Sources of Lithium
Lithium is found in economic concentrations in the following sources:
Lithium-bearing, hard-rock pegmatites, such as those at Greenbushes and Novo Lítio’s Sepeda Lithium Project in Portugal, account for over a third of global production. Although lithium occurs in some 145 minerals, spodumene and petalite (both lithium aluminium silicates) make up the majority of production, as both are easy to process into lithium carbonate using commercially proven methods. Other minerals such as lithium micas (lepidolite and zinnwaldite) and clays are more complicated/energy intensive to process, with lithium micas generally also containing hazardous fluorine, and have historically not been the preferred sources of lithium as a result.
As processing methods are simple, hard-rock, pegmatite-hosted lithium sources such as spodumene or petalite have a much lower capex but higher opex relative to brines, and also benefit from a potentially much shorter time from discovery to production.
Petalite and some lower-iron sources of spodumene also benefit from being able to be sold into the premium technical grade market as a concentrate, as well as processed to a battery-grade lithium carbonate product, giving producers greater flexibility.

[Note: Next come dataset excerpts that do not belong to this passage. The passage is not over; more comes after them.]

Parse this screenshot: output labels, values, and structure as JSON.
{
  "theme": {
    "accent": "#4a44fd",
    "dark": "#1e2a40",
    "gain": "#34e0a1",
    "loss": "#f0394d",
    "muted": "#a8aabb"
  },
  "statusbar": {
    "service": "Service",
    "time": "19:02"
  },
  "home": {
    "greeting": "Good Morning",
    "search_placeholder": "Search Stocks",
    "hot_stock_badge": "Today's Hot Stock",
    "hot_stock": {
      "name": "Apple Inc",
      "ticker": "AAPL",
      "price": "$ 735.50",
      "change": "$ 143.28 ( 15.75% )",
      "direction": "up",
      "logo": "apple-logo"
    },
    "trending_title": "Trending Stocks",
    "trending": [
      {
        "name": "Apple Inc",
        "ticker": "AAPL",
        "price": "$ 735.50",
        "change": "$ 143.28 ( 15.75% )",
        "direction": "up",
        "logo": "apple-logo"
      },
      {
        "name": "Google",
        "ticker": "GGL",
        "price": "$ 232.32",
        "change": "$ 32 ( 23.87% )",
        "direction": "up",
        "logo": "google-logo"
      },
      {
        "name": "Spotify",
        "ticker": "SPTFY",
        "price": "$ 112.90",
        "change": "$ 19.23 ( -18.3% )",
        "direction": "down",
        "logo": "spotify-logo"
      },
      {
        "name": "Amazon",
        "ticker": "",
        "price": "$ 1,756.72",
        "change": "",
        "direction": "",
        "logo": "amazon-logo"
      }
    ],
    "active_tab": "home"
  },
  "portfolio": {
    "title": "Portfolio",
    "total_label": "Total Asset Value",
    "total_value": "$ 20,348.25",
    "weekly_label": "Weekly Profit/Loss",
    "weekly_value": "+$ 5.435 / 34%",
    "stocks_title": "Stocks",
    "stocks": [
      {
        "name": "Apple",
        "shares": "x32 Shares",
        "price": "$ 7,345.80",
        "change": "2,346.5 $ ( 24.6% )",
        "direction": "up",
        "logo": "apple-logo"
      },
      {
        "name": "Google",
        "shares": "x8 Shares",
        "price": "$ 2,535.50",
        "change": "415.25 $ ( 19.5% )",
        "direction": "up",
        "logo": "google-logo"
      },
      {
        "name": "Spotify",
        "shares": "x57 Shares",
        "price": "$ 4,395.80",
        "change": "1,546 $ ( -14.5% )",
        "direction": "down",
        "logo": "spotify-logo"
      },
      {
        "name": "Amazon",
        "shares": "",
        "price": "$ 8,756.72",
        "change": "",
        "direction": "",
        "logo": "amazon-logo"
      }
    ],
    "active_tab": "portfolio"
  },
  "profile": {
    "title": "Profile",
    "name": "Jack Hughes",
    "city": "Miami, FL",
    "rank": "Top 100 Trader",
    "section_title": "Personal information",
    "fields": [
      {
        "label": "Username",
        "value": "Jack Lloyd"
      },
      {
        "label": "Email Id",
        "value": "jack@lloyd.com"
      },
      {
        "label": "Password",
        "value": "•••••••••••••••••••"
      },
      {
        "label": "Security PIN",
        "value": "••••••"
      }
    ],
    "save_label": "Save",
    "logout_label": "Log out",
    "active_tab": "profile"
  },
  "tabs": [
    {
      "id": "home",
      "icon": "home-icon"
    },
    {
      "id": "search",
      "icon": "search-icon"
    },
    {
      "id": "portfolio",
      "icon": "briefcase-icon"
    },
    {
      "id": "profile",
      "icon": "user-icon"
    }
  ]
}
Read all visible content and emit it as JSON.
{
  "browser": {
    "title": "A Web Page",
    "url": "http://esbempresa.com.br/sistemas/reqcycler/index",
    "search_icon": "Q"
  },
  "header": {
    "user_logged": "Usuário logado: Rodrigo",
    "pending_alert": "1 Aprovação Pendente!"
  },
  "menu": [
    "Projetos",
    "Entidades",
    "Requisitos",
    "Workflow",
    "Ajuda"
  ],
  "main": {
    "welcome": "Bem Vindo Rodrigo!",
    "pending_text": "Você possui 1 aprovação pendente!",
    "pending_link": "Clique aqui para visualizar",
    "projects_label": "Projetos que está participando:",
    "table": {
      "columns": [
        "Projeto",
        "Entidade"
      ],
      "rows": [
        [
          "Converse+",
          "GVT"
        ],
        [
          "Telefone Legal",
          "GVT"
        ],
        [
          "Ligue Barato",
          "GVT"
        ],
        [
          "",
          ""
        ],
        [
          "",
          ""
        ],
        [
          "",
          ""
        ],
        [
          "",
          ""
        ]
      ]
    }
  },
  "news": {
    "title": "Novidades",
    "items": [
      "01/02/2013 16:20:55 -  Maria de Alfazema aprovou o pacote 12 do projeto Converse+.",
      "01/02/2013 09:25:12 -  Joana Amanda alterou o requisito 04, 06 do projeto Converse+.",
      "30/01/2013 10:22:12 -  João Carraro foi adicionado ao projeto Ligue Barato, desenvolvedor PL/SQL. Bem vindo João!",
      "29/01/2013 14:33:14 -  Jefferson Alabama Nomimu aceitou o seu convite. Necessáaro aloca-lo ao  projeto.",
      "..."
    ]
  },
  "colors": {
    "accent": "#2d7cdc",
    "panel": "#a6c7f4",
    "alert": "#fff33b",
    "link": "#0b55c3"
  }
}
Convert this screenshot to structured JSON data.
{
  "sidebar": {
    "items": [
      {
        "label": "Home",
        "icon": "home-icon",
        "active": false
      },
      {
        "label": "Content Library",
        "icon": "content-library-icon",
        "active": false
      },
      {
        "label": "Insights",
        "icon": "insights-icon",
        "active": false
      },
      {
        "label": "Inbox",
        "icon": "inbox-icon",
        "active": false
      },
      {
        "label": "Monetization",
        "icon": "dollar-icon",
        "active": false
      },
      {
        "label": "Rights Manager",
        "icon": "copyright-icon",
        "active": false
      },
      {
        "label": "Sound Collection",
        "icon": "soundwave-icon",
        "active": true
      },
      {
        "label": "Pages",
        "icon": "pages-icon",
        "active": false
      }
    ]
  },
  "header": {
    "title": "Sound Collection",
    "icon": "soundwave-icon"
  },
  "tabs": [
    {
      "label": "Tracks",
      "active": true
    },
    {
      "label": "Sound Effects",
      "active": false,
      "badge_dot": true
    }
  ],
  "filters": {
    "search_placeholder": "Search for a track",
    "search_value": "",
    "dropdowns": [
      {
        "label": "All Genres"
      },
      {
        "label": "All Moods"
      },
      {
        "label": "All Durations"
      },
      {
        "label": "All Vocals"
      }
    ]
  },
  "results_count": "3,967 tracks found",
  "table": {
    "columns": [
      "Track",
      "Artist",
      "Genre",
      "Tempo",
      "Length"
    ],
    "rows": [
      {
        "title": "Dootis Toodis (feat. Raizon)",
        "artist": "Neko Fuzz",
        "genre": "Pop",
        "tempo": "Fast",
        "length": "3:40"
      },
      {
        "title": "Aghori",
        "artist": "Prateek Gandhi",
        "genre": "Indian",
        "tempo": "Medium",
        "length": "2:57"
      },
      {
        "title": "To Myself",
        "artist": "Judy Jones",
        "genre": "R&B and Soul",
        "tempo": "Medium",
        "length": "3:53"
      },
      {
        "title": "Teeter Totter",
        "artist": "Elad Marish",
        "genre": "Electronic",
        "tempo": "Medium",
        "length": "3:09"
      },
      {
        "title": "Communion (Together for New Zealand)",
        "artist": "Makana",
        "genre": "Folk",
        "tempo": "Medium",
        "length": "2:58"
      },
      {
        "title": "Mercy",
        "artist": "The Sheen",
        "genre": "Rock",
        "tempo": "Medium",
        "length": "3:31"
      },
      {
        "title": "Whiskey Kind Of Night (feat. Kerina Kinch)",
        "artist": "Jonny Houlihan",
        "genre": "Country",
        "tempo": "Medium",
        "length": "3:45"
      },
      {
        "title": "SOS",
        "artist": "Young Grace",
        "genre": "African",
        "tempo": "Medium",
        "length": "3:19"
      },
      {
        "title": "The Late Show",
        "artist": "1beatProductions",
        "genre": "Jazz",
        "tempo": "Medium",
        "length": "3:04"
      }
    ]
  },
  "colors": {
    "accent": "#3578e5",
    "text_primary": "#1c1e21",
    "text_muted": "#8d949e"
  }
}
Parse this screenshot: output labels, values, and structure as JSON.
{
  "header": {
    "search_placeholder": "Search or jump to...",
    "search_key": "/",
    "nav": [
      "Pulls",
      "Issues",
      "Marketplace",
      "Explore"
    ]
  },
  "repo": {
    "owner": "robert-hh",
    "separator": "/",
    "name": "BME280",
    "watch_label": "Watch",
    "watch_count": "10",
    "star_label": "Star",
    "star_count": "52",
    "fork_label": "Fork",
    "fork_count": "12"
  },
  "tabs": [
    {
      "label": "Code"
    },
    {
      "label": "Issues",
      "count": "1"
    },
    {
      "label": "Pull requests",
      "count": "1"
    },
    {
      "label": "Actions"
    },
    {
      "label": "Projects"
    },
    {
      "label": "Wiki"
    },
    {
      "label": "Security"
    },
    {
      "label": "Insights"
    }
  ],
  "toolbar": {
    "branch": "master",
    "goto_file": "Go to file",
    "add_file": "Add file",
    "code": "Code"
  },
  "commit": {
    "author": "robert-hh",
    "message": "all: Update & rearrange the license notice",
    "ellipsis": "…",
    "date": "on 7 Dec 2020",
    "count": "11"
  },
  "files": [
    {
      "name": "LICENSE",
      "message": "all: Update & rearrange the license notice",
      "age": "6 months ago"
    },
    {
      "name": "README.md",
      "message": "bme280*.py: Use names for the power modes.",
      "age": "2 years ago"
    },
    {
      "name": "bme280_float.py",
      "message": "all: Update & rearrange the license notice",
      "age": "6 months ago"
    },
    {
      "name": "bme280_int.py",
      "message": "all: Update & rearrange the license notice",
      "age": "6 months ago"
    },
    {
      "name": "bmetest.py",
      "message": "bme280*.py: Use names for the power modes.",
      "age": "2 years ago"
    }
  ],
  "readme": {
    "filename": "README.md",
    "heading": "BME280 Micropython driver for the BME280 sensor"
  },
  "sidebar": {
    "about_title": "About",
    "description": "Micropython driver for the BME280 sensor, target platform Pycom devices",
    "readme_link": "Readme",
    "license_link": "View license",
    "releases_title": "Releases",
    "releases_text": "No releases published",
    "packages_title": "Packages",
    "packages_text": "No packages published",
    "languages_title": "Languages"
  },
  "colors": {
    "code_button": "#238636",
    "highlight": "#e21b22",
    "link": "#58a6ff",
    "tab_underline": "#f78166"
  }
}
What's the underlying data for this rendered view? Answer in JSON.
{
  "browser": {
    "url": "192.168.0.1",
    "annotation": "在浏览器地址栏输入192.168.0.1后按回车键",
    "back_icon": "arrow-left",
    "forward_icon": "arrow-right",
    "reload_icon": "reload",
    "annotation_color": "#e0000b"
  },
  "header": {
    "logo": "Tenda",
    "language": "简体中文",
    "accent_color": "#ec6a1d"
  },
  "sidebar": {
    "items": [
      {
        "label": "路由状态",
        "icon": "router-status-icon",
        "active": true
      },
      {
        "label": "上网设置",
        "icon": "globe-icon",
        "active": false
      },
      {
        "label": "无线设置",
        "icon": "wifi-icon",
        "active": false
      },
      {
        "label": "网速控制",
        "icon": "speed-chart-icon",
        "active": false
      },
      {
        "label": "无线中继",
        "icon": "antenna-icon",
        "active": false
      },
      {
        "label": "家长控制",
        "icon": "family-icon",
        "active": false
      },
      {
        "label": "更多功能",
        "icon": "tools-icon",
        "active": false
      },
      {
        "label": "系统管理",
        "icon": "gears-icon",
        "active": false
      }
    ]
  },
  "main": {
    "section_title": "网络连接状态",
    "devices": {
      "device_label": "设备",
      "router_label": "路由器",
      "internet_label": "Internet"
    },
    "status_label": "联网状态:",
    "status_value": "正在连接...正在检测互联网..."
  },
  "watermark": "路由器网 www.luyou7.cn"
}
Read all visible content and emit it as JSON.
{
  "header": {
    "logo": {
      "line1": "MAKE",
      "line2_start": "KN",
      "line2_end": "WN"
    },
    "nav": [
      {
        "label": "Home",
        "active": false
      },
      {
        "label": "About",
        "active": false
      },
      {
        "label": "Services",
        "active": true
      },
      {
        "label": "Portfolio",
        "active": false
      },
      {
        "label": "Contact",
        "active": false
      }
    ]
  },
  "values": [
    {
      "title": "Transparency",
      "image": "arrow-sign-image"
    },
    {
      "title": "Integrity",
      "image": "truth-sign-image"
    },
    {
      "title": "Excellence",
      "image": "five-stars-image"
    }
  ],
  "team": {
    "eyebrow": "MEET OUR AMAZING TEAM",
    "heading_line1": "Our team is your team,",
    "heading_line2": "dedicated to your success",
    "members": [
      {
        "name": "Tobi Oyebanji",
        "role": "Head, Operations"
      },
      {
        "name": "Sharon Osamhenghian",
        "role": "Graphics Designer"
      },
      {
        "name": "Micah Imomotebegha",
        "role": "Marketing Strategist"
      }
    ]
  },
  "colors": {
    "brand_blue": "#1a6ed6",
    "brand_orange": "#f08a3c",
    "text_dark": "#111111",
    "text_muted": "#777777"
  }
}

Lithium is found in commercial quantities in some continental brine deposits of volcanic origin, and in desert areas in playas and saline lakes where lithium has been concentrated by evaporation. These range in concentration from Clayton Valley, USA, at 0.02% Li, to Salar de Atacama in Chile, with 0.14% Li. The process of extracting the lithium from brines involves pumping into a series of evaporation ponds to crystallize other salts, leaving a lithium-rich liquor. After 9-12 months, depending on climate, a concentrate of 1 to 2% lithium is further processed in a chemical plant to yield various end products, such as lithium carbonate and lithium hydroxide. Nearly one half of the world’s lithium supply comes from brine production in Chile and Argentina. Brine projects generally have a much higher capex than pegmatites, and take longer to start producing. However, they benefit from a lower opex relative to spodumene/petalite.
Sedimentary rock deposits account for 8% of known global lithium resources and are found in clay deposits and lacustrine evaporites.
The most commonly-known form of lithium-containing lacustrine deposit is found in the Jadar Valley in Serbia for which the lithium- and boron-bearing element jadarite is named. The extraction of lithium from jadarite has not been commercially proven yet. Other sources of clay-hosted lithium are also found in Mexico.